Lastly, don’t ignore the fees and other associated costs. While staking uses only a fraction of electricity and processing power compared to mining, there are still physical and time costs to consider as part of the profitability equation.
What are some staking risks?
As mentioned above, there are several risks associated with staking your crypto. For one, locking an asset up means you can’t quickly move it when you urgently need liquidity or trade it should the price plummet. The other risk, specific to custodial staking services, is that you will lose access to your funds from a number of unforeseen events such as the service getting hacked, collapsing, or being ordered by government regulators to freeze your assets. A crypto exchange is not a bank, and even regulated ones may not get your staked crypto back in cases of hacking or government action.
To be fair, some cryptocurrency staking services are non-custodial or provide other assurances that only you can access your money. And since staking often attracts crypto HODLers, temporary price pullbacks may not matter as much anyway.
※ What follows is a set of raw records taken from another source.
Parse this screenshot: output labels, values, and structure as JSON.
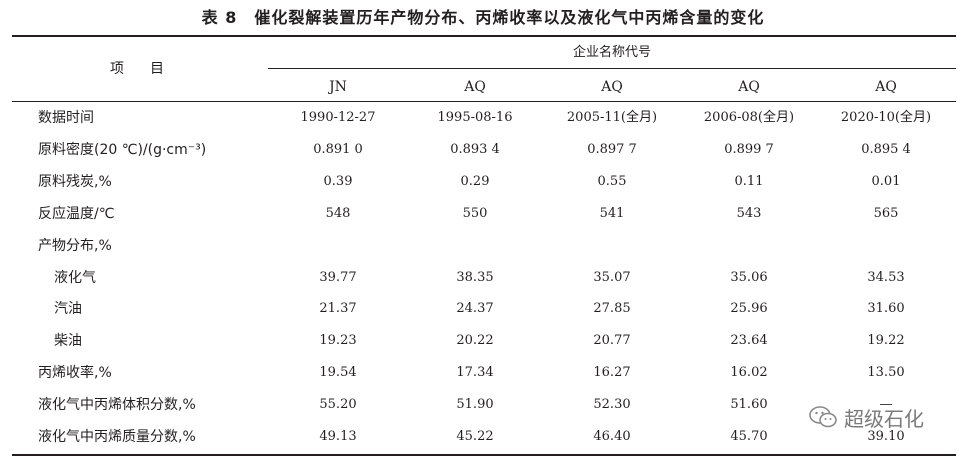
{
  "title": "表 8　催化裂解装置历年产物分布、丙烯收率以及液化气中丙烯含量的变化",
  "header": {
    "item_label": "项　目",
    "group_label": "企业名称代号",
    "columns": [
      "JN",
      "AQ",
      "AQ",
      "AQ",
      "AQ"
    ]
  },
  "rows": [
    {
      "label": "数据时间",
      "values": [
        "1990-12-27",
        "1995-08-16",
        "2005-11(全月)",
        "2006-08(全月)",
        "2020-10(全月)"
      ]
    },
    {
      "label": "原料密度(20 ℃)/(g·cm⁻³)",
      "values": [
        "0.891 0",
        "0.893 4",
        "0.897 7",
        "0.899 7",
        "0.895 4"
      ]
    },
    {
      "label": "原料残炭,%",
      "values": [
        "0.39",
        "0.29",
        "0.55",
        "0.11",
        "0.01"
      ]
    },
    {
      "label": "反应温度/℃",
      "values": [
        "548",
        "550",
        "541",
        "543",
        "565"
      ]
    },
    {
      "label": "产物分布,%",
      "values": [
        "",
        "",
        "",
        "",
        ""
      ]
    },
    {
      "label": "液化气",
      "indent": true,
      "values": [
        "39.77",
        "38.35",
        "35.07",
        "35.06",
        "34.53"
      ]
    },
    {
      "label": "汽油",
      "indent": true,
      "values": [
        "21.37",
        "24.37",
        "27.85",
        "25.96",
        "31.60"
      ]
    },
    {
      "label": "柴油",
      "indent": true,
      "values": [
        "19.23",
        "20.22",
        "20.77",
        "23.64",
        "19.22"
      ]
    },
    {
      "label": "丙烯收率,%",
      "values": [
        "19.54",
        "17.34",
        "16.27",
        "16.02",
        "13.50"
      ]
    },
    {
      "label": "液化气中丙烯体积分数,%",
      "values": [
        "55.20",
        "51.90",
        "52.30",
        "51.60",
        "—"
      ]
    },
    {
      "label": "液化气中丙烯质量分数,%",
      "values": [
        "49.13",
        "45.22",
        "46.40",
        "45.70",
        "39.10"
      ]
    }
  ],
  "watermark": {
    "text": "超级石化",
    "icon": "wechat-icon"
  }
}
The Future of Crypto Staking
So that’s where crypto staking is at today. But where will it go tomorrow, next year, or in a decade? No one knows for sure, but certain developments are quite possible. So let’s speculate. Maybe staking will be rewarded in new ways such as with exclusive NFTs, whitelist access, aidrops, and bonus yield from partner protocols. Some of this is already being implemented here and there. Maybe there will be staking-based derivatives traded on various markets. Maybe even in betting markets. It would be very interesting to see staking expanded outside of DeFi into all realms of our lives. Imagine citizens staking their votes and thus influencing government action.
As crypto becomes more and more mainstream and PoS proves itself, staking may take on an even more prominent role. And now you know how to get started, your options, and what to keep in mind.